According to DDI research, empathy is the #1 leadership skill which helps fuel business growth, builds strong teams and contributes to career success. So why is empathy still overlooked as a critical leadership skill? Is it because it’s a “soft skill” or because leaders are unaware of how they come across to their people?
Let’s dig a little deeper and examine the findings of Businessolver’s 2020 State of Workplace Empathy Report.
Consider these statistics from the report:
- Only 48% of employees believe companies as a whole are empathetic, versus 68% of CEOs.91% of CEOs say their company is empathetic, but only 68% of employees agree.
- 76% of employees believe an organisation’s empathy drives productivity; only 52% of CEOs agree.
- 70% of employees credit higher empathy for driving lower turnover rates; only 40% of CEOs do.
Did you notice anything?
It’s evident that CEOs have a different idea about workplace empathy than their people. CEOs see their companies as quite empathic even though they don’t rate the impact of empathy very highly. Conversely, employees rate empathy highly, although they don’t see it often in the company they work for.
If our leaders are neglecting empathy, it’s probably because their CEOs are, too.
Is empathy really that important?
Research has repeatedly pointed to empathy as a key driver for business success. In fact, it is critical to keeping teams and individuals functioning. The pandemic has made this quite clear. The teams which functioned best during the crisis, even though working remotely, were the teams with strong human skills, particularly from the top.
What are the most likely reasons leaders and CEOs neglect empathy?
Power changes the brain. Research has proven that power corrupts the brain’s wiring. It’s called hubris syndrome. In Harvard Business Review, one group of researchers wrote, “It’s not that power makes people want to be less empathetic; it’s that taking on greater responsibilities and pressure can rewire our brains, and, through no fault of our own, force us to stop caring about other people as much as we used to.”
Pressure drives decisions.
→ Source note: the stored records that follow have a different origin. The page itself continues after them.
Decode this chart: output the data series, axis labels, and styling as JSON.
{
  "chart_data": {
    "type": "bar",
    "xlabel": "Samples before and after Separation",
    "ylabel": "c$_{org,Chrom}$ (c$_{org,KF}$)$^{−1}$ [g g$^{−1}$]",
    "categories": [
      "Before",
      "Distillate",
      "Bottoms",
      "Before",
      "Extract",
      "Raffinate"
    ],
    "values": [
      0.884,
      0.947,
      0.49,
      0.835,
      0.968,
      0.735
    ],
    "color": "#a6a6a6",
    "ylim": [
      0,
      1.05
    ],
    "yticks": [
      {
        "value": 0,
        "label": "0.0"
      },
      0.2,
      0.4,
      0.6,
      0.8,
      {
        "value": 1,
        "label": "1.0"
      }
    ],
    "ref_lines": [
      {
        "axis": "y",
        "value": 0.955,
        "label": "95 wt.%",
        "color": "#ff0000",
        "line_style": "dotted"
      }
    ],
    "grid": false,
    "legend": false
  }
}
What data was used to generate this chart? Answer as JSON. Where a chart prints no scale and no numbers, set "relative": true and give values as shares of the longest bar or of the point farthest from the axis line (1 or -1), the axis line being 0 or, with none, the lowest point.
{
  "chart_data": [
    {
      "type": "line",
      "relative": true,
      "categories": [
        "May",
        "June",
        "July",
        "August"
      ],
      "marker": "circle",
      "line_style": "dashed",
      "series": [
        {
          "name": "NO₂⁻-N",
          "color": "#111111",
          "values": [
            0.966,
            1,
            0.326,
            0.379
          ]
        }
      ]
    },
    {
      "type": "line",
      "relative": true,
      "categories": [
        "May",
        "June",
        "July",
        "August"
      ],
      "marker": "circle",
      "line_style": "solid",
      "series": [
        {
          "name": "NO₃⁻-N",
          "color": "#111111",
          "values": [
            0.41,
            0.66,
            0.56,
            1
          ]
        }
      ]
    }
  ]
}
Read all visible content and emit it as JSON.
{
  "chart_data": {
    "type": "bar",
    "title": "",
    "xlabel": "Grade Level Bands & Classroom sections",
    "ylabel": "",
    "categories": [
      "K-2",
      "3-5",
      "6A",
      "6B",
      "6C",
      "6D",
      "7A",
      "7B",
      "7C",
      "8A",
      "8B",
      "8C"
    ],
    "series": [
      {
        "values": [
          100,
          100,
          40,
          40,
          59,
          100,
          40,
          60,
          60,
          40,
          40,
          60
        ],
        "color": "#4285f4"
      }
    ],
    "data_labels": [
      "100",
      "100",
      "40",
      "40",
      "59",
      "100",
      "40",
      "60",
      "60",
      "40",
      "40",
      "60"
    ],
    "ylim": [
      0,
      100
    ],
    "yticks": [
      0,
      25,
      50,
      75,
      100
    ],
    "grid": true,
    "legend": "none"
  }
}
Leaders are under immense pressure to produce results. CEOs are answerable to their boards and shareholders, who each want sustainable results and profits. Under pressure, taking time to be empathic seems to come at the cost of results. It’s hard to see the ROI of empathy.
Empathy can’t be faked. Not everyone is born with empathy. Empathy is a skill that can be learned, but it’s not something leaders can fake. True empathy is based on genuine, authentic care. You may study the skill and learn all the techniques needed to show your empathic side, but your people will know if you’re genuine or strategic.
Todd Johnson, Manager at Gallup, agrees, saying, “Maintaining the persona of empathy is dispiriting, exhausting and unsustainable under stress. And when that artifice cracks and their leader can no longer fake empathy, people wonder which version of their leader is real and which is artificial.”
Fear of discomfort. Being empathic involves entering the ‘emotional zone’, which can be an uncomfortable experience. Some leaders are not comfortable dealing with emotions in themselves, let alone in others. “What if he cries?” is a question I often hear when leaders are preparing for difficult conversations. They don’t have the skills or willingness to handle such situations.
Empathy can’t be quantified. Many leaders and CEOs, particularly those who have held the role for a long time, have achieved success through hard work, technical knowledge, and clever people management. Leadership was about systems, processes and human resources, not about people and their needs. They didn’t get where they are by being ‘soft’, so why start now?
How do you overcome the problem?
Do any of these reasons sound familiar? Of course, there are many more reasons CEOs avoid empathy, but the result is the same. Although some leaders aren’t naturally empathic, most leaders will model their behaviour on what they see from the top.
If yours is a company where leadership empathy is lacking, it is time to reflect on the signals the CEO and management team are giving out. There’s a business case for doing so.
Introduce executive coaching at CEO level and begin demonstrating empathy. You don’t have to be perfect at it to achieve results.